Il bollettino della Protezione Civile segna a Messina, in data 19 luglio, il Livello 3, vale a dire “ondata di calore” con una temperatura massima percepita di 38 gradi.
messinaSituazione nettamente migliore si aspetta, sempre il 19 luglio, a Catania e Palermo, che restano ferme al Livello 1: condizioni meteorologiche che non rappresentano un rischio per la salute della popolazione ma possono precedere il verificarsi di temperature elevate.

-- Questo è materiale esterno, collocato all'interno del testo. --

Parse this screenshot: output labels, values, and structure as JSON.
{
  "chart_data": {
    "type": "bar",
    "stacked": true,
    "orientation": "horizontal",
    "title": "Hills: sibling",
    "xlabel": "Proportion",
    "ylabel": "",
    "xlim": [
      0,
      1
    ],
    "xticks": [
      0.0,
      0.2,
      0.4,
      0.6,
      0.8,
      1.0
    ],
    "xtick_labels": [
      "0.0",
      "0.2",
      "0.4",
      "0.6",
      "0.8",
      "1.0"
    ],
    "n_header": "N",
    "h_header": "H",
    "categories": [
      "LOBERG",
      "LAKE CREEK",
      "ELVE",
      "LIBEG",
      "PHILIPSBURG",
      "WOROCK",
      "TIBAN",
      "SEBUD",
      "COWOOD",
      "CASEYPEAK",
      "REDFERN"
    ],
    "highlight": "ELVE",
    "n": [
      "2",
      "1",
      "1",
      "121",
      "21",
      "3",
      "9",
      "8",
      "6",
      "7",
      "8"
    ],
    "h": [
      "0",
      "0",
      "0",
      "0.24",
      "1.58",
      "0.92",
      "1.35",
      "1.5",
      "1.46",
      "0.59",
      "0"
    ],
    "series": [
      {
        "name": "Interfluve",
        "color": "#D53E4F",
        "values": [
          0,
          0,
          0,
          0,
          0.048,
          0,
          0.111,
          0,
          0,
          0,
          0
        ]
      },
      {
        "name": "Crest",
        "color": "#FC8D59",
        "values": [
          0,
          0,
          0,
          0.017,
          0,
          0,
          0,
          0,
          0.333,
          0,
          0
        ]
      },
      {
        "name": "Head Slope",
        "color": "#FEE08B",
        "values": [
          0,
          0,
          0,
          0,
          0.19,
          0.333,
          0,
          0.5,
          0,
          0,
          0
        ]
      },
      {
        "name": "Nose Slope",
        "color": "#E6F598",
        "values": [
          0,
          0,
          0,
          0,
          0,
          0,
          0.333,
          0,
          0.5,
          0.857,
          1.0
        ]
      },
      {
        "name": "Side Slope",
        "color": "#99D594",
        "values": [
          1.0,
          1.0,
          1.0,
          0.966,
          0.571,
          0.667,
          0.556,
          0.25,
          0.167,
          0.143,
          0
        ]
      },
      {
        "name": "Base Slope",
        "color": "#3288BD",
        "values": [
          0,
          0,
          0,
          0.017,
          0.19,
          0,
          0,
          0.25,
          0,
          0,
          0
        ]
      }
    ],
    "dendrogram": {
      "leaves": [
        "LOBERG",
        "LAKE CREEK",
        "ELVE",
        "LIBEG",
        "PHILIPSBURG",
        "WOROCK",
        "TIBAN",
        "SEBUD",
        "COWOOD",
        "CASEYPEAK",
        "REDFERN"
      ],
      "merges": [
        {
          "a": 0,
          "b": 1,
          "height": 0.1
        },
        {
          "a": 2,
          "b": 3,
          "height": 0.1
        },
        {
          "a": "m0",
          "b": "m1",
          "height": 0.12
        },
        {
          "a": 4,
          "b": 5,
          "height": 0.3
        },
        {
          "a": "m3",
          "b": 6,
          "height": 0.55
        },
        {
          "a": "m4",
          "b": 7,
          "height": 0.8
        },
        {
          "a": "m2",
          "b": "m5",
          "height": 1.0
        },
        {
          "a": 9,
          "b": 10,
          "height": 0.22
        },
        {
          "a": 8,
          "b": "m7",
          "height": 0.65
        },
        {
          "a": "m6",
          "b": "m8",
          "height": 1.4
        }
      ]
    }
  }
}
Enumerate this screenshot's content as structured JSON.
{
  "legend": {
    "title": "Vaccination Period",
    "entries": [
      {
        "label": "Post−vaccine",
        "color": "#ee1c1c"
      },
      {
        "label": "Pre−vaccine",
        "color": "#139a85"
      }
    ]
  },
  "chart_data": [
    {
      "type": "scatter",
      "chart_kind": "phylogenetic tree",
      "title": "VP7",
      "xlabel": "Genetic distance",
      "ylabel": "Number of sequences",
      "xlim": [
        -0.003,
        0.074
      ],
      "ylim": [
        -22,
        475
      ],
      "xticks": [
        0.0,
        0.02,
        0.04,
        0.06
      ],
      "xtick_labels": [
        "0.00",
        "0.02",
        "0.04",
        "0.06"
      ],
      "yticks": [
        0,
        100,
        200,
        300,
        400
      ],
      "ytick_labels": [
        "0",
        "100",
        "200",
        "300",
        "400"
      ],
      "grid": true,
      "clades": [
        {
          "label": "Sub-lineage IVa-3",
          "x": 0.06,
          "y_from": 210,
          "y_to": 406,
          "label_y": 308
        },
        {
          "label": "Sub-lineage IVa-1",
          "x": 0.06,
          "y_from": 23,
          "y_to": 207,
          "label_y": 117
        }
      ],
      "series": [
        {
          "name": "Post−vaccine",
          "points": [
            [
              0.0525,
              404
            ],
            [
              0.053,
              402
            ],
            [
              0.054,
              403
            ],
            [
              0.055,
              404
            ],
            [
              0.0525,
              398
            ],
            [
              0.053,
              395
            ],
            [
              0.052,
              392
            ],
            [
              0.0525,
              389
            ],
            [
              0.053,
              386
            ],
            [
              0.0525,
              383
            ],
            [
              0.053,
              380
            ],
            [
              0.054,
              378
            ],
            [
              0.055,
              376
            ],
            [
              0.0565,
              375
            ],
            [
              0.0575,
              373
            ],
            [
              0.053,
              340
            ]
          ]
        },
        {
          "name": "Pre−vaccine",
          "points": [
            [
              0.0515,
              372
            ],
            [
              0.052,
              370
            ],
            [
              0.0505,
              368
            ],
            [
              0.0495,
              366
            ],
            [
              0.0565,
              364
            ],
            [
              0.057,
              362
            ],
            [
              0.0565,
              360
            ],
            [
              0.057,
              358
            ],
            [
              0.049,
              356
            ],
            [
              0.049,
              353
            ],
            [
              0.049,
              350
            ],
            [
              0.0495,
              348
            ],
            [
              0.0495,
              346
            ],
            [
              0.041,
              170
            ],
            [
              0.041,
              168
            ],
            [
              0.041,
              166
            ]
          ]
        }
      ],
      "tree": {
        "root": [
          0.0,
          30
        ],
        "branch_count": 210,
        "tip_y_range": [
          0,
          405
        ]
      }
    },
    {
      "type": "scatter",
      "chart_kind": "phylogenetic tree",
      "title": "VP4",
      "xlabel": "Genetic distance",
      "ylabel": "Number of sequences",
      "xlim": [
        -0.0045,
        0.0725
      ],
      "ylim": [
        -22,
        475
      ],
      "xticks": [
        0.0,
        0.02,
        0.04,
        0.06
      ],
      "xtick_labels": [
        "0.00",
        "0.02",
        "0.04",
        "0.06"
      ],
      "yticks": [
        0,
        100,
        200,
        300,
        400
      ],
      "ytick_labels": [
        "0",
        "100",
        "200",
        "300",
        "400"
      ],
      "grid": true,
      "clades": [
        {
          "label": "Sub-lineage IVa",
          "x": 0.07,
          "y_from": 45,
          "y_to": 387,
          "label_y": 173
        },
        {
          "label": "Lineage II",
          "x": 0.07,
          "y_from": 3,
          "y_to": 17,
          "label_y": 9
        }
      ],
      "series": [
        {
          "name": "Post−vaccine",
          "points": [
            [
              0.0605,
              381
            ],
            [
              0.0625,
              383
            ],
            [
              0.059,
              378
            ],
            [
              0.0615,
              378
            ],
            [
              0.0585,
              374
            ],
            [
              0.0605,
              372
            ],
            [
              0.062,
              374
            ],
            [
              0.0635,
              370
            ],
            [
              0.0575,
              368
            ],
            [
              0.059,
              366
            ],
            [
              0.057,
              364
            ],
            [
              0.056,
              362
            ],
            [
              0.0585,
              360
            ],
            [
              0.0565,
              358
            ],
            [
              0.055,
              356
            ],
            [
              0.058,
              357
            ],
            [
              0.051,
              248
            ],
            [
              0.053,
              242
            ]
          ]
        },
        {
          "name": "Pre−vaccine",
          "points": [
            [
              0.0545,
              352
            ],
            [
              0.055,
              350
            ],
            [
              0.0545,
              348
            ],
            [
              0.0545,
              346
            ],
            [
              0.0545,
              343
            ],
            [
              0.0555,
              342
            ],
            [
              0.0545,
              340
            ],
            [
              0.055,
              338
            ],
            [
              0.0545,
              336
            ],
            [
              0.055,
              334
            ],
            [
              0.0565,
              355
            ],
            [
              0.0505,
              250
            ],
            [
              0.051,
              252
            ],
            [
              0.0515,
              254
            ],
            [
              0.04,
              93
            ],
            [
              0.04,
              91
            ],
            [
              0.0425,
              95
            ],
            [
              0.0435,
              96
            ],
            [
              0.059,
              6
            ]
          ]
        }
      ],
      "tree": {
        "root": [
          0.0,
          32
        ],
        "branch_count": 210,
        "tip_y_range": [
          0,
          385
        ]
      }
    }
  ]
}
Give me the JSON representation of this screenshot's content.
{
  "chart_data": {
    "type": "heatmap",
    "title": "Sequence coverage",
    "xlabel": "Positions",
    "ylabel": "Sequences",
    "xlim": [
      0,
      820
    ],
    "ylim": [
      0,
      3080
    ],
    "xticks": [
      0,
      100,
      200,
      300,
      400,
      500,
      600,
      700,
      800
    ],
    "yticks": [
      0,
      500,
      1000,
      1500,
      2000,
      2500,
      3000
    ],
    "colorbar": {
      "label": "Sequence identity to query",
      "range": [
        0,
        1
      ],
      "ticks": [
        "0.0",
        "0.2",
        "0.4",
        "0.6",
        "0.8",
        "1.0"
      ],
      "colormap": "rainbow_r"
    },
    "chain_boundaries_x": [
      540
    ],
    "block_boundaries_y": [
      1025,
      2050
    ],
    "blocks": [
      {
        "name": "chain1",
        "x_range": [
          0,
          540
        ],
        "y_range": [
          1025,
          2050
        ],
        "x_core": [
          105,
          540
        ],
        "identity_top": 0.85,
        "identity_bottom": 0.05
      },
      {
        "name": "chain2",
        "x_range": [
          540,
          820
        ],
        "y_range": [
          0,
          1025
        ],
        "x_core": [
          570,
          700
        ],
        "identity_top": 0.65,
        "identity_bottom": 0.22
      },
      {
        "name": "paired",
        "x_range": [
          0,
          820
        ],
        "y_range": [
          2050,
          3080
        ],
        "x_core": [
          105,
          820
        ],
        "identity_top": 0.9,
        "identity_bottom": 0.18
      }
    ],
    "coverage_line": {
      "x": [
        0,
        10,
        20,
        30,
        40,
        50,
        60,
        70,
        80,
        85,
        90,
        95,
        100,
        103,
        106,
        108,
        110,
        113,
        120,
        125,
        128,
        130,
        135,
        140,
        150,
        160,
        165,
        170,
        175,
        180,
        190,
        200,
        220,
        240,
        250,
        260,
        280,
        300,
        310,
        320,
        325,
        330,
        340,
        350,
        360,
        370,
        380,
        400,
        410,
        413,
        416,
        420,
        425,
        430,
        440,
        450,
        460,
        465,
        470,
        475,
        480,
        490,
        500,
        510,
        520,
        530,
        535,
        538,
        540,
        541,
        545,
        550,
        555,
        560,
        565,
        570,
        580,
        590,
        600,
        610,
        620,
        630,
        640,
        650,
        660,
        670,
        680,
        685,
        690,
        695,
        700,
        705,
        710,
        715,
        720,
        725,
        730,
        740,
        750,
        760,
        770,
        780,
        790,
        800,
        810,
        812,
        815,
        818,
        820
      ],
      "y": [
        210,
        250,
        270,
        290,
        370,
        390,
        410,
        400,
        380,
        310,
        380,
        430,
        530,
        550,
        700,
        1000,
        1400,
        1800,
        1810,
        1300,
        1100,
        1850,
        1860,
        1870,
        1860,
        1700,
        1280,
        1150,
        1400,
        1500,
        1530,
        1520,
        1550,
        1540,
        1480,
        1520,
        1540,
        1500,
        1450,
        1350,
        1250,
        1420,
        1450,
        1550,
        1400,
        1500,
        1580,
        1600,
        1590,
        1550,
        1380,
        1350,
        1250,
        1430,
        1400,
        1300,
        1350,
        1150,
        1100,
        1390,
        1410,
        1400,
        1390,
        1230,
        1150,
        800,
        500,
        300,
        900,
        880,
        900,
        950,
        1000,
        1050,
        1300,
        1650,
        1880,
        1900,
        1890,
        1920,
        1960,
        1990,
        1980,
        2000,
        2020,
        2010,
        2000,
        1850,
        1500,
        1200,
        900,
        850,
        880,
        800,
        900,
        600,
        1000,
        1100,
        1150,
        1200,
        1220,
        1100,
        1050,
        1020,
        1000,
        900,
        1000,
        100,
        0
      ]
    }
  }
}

Le condizioni meteorologiche di Messina si allineano a quelle delle città del centro-nord, con la sola eccezione di Bologna che anche il 19 luglio conferma, secondo le previsioni della Protezione Civile, il Livello 0 ovvero nessun rischio.
L’ondata di calore è un rischio per la salute della popolazione perché altera il sistema di regolazione della temperatura corporea. Normalmente il corpo si raffredda sudando, ma in certe condizioni ambientali questo meccanismo non è sufficiente. Se, ad esempio, la temperatura è molto elevata, il corpo non si raffredda in maniera efficiente e la temperatura corporea può aumentare fino a valori così elevati da danneggiare organi vitali.
Inoltre la capacità di termoregolazione di una persona è condizionata da fattori come l’età, le condizioni di salute, l’assunzione di farmaci. Pertanto, le ondate di calore sono un fattore di rischio soprattutto per le persone anziane o non autosufficienti, per le persone che assumono regolarmente farmaci, per i neonati e i bambini piccoli e per chi fa esercizio fisico o svolge un lavoro intenso all’aria aperta.
La Protezione Civile raccomanda i seguenti comportamenti per proteggersi dalle insidie delle ondate di calore:
durante i giorni in cui è previsto un rischio elevato, livello 2 o 3, e per le successive 24 o 36 ore, si consiglia di non uscire nelle ore più calde, dalle ore 12:00 alle ore 18:00, soprattutto ad anziani, bambini molto piccoli, persone non autosufficienti o convalescenti.
In casa proteggersi dal calore del sole utilizzando tende o persiane e mantenendo il climatizzatore a 25-27 gradi.  Se si usa un ventilatore non indirizzarlo direttamente sul proprio corpo.
È importante bere e mangiare molta frutta ed evitare bevande alcoliche e caffeina. Si raccomanda di consumare pasti leggeri.
Si consiglia di indossare abiti e cappelli leggeri e di colore chiaro all’aperto, evitando le fibre sintetiche. Se si ha una persona in casa malata fare attenzione che non sia troppo coperta.